The three-trailer convoy that passed the ITER gates at 2:30 a.m. on Thursday 10 December held a strong symbolic significance for all those involved in the project.
For the first time, actual elements of a machine component were being delivered. Shaped like so many slices of pie, the three 60-degree segments belong to one of the most critical components of the machine: the ITER cryostat, the huge steel cylinder that will act as a "thermos" to maintain the ultra-cold temperature of the superconducting magnets and that will provide structural support as well as penetrations to the vacuum vessel and magnet systems.
The three-trailer convoy transporting three ''60-degree segments'' belonging to the the cryostat base section passes through the village of Saint-Paul-lez-Durance, a few kilometres before the ITER site.
However large and impressive, the three 50-tonne elements delivered to ITER are but a small part of the completed component, representing only 1/25th of the mass of the cryostat (3,850 tonnes). ITER's cryostat will be the largest, and also the most complex, stainless steel high-vacuum chamber ever built.
Procured by India and manufactured at Larsen & Toubro's Hazira plant, the three segments delivered on Thursday and the three others that are expected on 17 December will form tier 1 of the cryostat base section.
However large and impressive, the three 50-tonne elements delivered to ITER are but a small part of the completed 3,850-tonne component.
Once all segments and additional parts have been delivered, unpacked and stored in the Cryostat Workshop, ITER will have achieved the first milestone validated by the ITER Council during its November meeting
for the years 2016-2017 ─ one that was scheduled for the first quarter of 2016.
"We are three days early in our celebration, as the rest of the shipment is due on 17 December," said ITER Director-General Bernard Bigot at the small gathering organized on Monday 14 December in the Cryostat Workshop. "But we can already celebrate a great accomplishment, one the is the fruit of remarkably integrated work and coordinated effort and that represents the first milestone of the new proposed Baseline."
Online from halfway across the globe, Shishir P. Deshpande, head of ITER India, stressed the importance of the "professionalism and enthusiasm" of logistics provider DAHER who handled the loads all the way from India to the ITER site.
Philippe Tollini, Larsen & Toubro director for Europe and Russia, noted an interesting coincidence: "As if on cue, the cryostat segments were delivered to ITER on the last day of the Conference on Climate Change in Paris. It was a way of saying ─ yes, ITER's (and fusion energy's) contribution to the future of the planet is on its way..."
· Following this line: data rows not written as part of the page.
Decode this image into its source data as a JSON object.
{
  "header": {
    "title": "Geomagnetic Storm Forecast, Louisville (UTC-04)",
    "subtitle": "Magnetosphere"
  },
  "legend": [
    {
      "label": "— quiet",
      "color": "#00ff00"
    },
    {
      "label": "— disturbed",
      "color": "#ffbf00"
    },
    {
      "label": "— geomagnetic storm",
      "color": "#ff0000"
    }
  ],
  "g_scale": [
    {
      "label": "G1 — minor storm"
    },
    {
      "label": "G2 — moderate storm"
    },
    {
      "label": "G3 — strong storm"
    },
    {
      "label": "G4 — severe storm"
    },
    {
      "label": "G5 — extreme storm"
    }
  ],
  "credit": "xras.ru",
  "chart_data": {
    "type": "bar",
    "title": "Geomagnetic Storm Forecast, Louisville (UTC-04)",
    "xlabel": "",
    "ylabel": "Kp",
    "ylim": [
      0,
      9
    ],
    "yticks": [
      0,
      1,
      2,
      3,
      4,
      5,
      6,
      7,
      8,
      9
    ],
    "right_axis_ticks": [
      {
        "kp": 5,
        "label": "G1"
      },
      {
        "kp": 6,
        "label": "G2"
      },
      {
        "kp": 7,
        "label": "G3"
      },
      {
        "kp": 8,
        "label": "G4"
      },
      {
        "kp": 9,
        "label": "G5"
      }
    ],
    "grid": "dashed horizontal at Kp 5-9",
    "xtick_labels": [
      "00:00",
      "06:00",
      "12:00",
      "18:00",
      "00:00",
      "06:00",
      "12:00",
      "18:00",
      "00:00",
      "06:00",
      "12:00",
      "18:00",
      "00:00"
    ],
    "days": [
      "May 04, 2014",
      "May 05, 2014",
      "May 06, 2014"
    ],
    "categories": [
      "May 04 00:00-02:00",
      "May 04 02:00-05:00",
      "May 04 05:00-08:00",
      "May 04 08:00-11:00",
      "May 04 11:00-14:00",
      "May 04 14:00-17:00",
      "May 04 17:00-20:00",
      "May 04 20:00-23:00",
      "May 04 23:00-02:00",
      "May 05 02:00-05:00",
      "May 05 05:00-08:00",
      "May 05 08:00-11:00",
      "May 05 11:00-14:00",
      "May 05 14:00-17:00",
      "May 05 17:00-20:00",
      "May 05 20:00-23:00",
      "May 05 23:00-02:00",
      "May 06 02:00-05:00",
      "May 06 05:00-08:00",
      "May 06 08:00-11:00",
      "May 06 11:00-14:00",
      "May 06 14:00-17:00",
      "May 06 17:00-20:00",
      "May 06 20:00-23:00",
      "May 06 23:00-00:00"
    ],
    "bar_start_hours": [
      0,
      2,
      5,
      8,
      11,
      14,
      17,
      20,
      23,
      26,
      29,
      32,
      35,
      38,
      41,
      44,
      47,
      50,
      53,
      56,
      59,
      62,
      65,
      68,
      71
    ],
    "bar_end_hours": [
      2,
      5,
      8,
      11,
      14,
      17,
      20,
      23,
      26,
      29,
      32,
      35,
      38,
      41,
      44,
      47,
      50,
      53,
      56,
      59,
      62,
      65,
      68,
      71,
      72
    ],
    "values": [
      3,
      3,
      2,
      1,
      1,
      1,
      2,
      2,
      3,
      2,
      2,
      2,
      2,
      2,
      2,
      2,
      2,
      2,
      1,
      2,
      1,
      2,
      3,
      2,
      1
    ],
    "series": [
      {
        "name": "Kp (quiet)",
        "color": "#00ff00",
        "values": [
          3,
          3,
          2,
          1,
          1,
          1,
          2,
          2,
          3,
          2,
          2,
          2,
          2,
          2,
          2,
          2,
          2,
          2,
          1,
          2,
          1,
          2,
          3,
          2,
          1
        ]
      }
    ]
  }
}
In a few months ─ in March or April according to the schedule ─ tier 2 of the cryostat base will be delivered, followed by tier 1 of the lower cylinder. Heavy frames and welding equipment will be brought in the Cryostat Workshop and by the summer of 2016 welding operations will begin.
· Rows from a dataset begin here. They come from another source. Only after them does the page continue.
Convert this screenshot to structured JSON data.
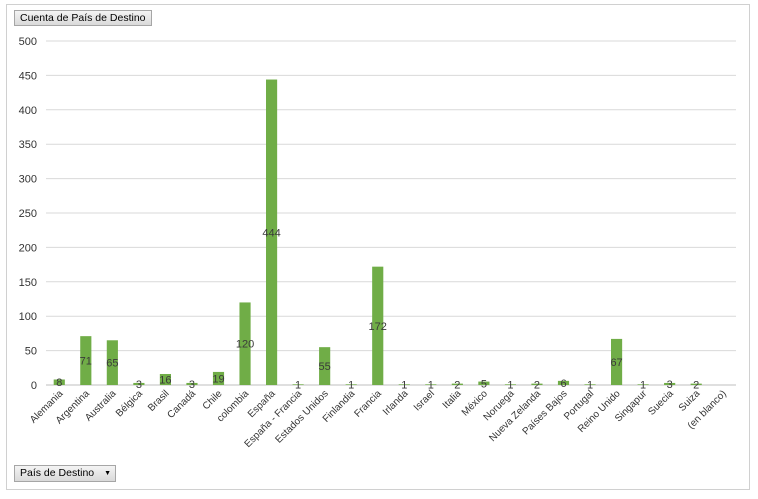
{
  "pivot": {
    "value_field": "Cuenta de País de Destino",
    "axis_field": "País de Destino",
    "axis_field_icon": "dropdown-arrow-icon"
  },
  "colors": {
    "bar": "#70ad47",
    "grid": "#d9d9d9",
    "axis": "#bfbfbf"
  },
  "chart_data": {
    "type": "bar",
    "categories": [
      "Alemania",
      "Argentina",
      "Australia",
      "Bélgica",
      "Brasil",
      "Canadá",
      "Chile",
      "colombia",
      "España",
      "España - Francia",
      "Estados Unidos",
      "Finlandia",
      "Francia",
      "Irlanda",
      "Israel",
      "Italia",
      "México",
      "Noruega",
      "Nueva Zelanda",
      "Países Bajos",
      "Portugal",
      "Reino Unido",
      "Singapur",
      "Suecia",
      "Suiza",
      "(en blanco)"
    ],
    "values": [
      8,
      71,
      65,
      3,
      16,
      3,
      19,
      120,
      444,
      1,
      55,
      1,
      172,
      1,
      1,
      2,
      5,
      1,
      2,
      6,
      1,
      67,
      1,
      3,
      2,
      null
    ],
    "data_labels": [
      "8",
      "71",
      "65",
      "3",
      "16",
      "3",
      "19",
      "120",
      "444",
      "1",
      "55",
      "1",
      "172",
      "1",
      "1",
      "2",
      "5",
      "1",
      "2",
      "6",
      "1",
      "67",
      "1",
      "3",
      "2",
      ""
    ],
    "title": "",
    "xlabel": "",
    "ylabel": "",
    "ylim": [
      0,
      500
    ],
    "yticks": [
      0,
      50,
      100,
      150,
      200,
      250,
      300,
      350,
      400,
      450,
      500
    ],
    "grid": true,
    "legend": "none"
  }
}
"Let us be proud of what is being accomplished here; but let us also be humble in the face of what remains to be done," said Director-General Bigot. "Beyond what we see here, beyond the steel and the highest technology, there is a project that is essential for the future of mankind. It is our pride, honour and responsibility to bring it successfully to completion."
From the ship into the barge
Three of the six 60-degree segments of the cryostat base are being readied for the crossing of the inland sea Etang-de-Berre. © Emmanuel Bonici
Adding to the Christmas lights
Adding its own lights to the Christmas ornaments, the three-trailer convoy passes through the village of Saint-Paul-lez-Durance, a few kilometres from the ITER site.
Home at last
The journey had begun in India on 6 November. At 2:30 a.m., one month and four days later, the load was safely delivered to the ITER site.
A 50-tonne "slice of pie"
Procured by India and manufactured at Larsen & Toubro Ltd's Hazira plant, the six 60-degree segments, each weighing approximately 50 tonnes, will form the full circle of the first tier of the cryostat base section.
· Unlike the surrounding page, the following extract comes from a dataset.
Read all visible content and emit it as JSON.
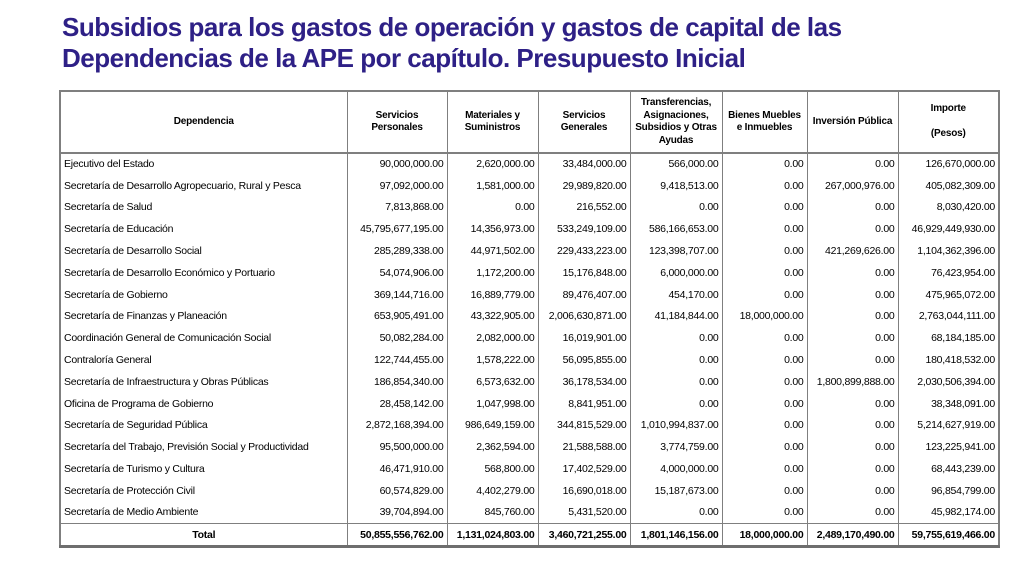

A small part of the completed cryostat
However large and impressive, these three 50-tonne elements are but a small part of the completed component. Together they represent only 1/25th of the total mass of the 3,850-tonne cryostat ─ the largest stainless steel high-vacuum chamber and also the most complex ever built.
A traditional Indian blessing
In India, anything of importance—a wedding, journey or construction project—begins with the breaking of coconuts, a ritual that calls for the blessing of the lord Ganesha, "Remover of obstacles." Here, ITER Director-General Bernard Bigot succesfully breaks the first coconut...
See it, touch it, feel it!
From left to right: Bernard Bigot, ITER Director-General ; Philippe Tollini, Larsen & Toubro director for Europe and Russia; Armin Kroiss, site manager for MAN Diesel & Turbo (MDT); Songtao Wu, Deputy Head of the Vacuum Vessel Department; Laban Coblentz, Head of Communication and Eisuke Tada, ITER Deputy Director-General.
"The fruit of remarkably integrated work "
Gathered around Director-General Bernard Bigot are many of the people who contributed to this "great accomplishment."